These nutritious Jack-o’-lantern Carrot Coconut Truffles are easy to make, low in sugar, and require no baking time! It’s the perfect, guilt-free Halloween treat for adults and kids alike.
Prep Time:5 minutes
Cook Time:30 minutes
Total Time:35 minutes
Yield:14-16 truffles 1x
4 tablespoons unsalted butter
1 tablespoon pumpkin spice
8 cups shredded carrots
5 tablespoons honey
1 cup milk (or coconut milk)
1 (40g) can sweetened condensed milk
1 cup shredded coconut, plus 1/2 cup for decorating
14 –16 seeds pumpkin seeds
1/4 cup dried black currants or raisins
Melt the butter in a large saucepan. Add the pumpkin spice and stir for about 30 seconds until fragrant.
Add the shredded carrots and sauté for about 5 minutes, until slightly softened and some water has released.

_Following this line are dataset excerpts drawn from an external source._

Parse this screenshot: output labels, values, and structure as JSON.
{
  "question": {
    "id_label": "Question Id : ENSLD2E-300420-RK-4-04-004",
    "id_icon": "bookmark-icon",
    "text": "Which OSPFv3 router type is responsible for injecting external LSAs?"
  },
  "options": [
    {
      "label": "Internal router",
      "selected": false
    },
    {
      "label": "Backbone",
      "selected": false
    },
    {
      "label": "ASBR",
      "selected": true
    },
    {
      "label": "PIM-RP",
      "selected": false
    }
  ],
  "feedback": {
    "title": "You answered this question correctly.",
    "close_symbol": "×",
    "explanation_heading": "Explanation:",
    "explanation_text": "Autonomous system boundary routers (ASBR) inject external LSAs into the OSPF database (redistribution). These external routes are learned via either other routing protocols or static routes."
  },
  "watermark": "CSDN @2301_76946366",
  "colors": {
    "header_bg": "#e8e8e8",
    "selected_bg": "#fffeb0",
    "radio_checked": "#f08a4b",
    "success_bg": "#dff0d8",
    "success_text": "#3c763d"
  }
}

Add the honey and milk, and cook over medium-high heat for 15 minutes, or until the carrots have absorbed all of the liquid.
Stir in the condensed milk and the shredded coconut. Continue to cook for 5-10 minutes, until the liquid is fully absorbed again. Remove from the heat and allow to cool.
Line a baking sheet with parchment or wax paper and add the remaining 1/2 cup shredded coconut to a small bowl.
Once the mixture has cooled, roll about 1/4 cup into balls, then roll them in the shredded coconut to coat. Place on the lined baking sheet and refrigerate for one hour or overnight.
To decorate like a Jack-o’-lantern, place a pumpkin seed in the top of each truffle for the pumpkin stem. Using a chopstick or toothpick, make holes for eyes and a mouth, and fill the holes with dried black currants. If you are using raisins, you may want to cut them into smaller pieces.